Training Tips
Below is a month-by-month breakdown to give you an indication of where your training needs to be to successfully complete Challenge Wanak. These training tips are provided by respected exercise physiologist and endurance coach, Val Burke – www.valburke.com.
August
Winter is the time to refine your swim, bike and run technique. There’s no pressure to get the long miles in, daylight is limited and many of you may be training indoors. Use this time to work on bike cadence, short power with long recovery, standing and single leg work. If it is too cold to road bike, then get on your mountain bike and climb some hills.
For running ensure you know what good run technique is, and build technique intervals into your training with long recovery between each interval. Interval lengths are generally 30s up to two minutes, but recovery is long (1 ½ mins – 4 mins) so that each time you get back to your interval your body is fresh and ready to ingrain good technique.
At this stage everyone should be doing some swim:bike and running because come September it is time to build toward more specific training for Challenge!
September
The longer days and warmer weather will make you want to train in September! September is your final “general build” month. Beginner triathletes training for Challenge Wanaka will still focus on getting two swims, two bikes and two runs per week. And don’t forget about your strength training twice a week as well!
If you can’t swim well then you need to swim three to four times a week and get some advice on your technique.
If you are pretty good at all three disciplines and have a performance versus a completion goal, then you should be biking three to four times a week. Try to build your long bike ride up to 2.5 to 3.5 hours by the end of September either through a long ride every week or every second week.
Try to build your long run up to 1.75 hours by the end of September through a long run every second week. You can start running 20 mins:walk 1 min during all long runs to break up the repetitive damage.
Final tip for September: Stretch after every run and bike!
The Challenge Wanaka Group meets every Wednesday night; you receive a monthly training program and all the support; motivation and education you need to take you successfully through Challenge Wanaka.
October
October, November and December are “Specific Training” months where you build your volume for the Challenge distances through your long training sessions.
Total training volume could be anywhere between 14 and 20 hours of training during October, depending on volume done in September and outside time commitments and stressors.
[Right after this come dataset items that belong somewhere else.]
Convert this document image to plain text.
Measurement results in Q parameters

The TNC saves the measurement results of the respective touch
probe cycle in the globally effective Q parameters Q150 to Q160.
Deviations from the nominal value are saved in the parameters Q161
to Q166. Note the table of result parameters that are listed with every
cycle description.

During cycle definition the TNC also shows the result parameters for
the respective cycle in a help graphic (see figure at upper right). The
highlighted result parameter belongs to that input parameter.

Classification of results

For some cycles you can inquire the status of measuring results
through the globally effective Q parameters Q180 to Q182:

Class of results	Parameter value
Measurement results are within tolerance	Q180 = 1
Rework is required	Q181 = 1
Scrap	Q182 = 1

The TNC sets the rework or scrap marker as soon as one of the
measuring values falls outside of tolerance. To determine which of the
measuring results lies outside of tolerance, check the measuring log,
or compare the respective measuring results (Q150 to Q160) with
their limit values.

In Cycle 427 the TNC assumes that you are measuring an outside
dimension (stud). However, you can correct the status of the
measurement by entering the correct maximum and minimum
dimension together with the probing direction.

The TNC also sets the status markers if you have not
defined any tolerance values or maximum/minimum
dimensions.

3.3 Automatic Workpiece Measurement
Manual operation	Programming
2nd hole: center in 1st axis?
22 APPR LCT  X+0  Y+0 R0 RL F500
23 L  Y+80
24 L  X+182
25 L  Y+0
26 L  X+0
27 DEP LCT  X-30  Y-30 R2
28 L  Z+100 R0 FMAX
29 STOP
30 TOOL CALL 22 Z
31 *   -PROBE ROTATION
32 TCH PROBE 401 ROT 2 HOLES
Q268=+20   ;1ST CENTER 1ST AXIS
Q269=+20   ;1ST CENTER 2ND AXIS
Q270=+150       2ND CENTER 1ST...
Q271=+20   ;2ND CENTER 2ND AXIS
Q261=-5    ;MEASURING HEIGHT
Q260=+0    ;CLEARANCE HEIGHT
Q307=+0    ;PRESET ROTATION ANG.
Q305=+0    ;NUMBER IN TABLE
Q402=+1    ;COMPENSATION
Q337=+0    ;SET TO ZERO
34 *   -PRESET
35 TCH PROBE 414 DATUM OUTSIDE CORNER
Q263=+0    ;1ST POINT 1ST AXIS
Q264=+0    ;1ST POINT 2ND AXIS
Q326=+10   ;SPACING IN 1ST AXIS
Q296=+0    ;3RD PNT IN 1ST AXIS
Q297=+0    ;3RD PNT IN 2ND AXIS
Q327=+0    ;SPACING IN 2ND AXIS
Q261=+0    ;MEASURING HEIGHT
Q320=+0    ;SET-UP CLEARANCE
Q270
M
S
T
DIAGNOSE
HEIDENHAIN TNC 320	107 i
By October you should have gradually built up your swim, bike and run endurance so you are ready to increase your long sessions as I have recommended below.
Many athletes have felt like the general build phase of July-September have been “two steps forward, one step back” as we have come through flu and cold season, but if you have an aerobic base in place, a flu or cold is a minor setback in the big picture.
In October, long training sessions are comprised of long bikes, long runs and long bricks (long bike with short run and short bike with long run). I recommend 90 – 120 km (3.5 – 4.5 hours) rides in October every second week with 75 – 90 km rides the weeks between. Every second week the long bike has a short (10-15 min) run off it to just get the feel of running off a long bike. I recommend long runs to 2 – 2.5 hours every second or third week, with 1.5 hr long runs the week between, bricked off bikes of various distances.
Swimming continues at two or three times per week, depending on how much swimming you need to do. As you build your distances the need for recovery is enhanced, therefore make sure you build in additional time for stretching and recovery.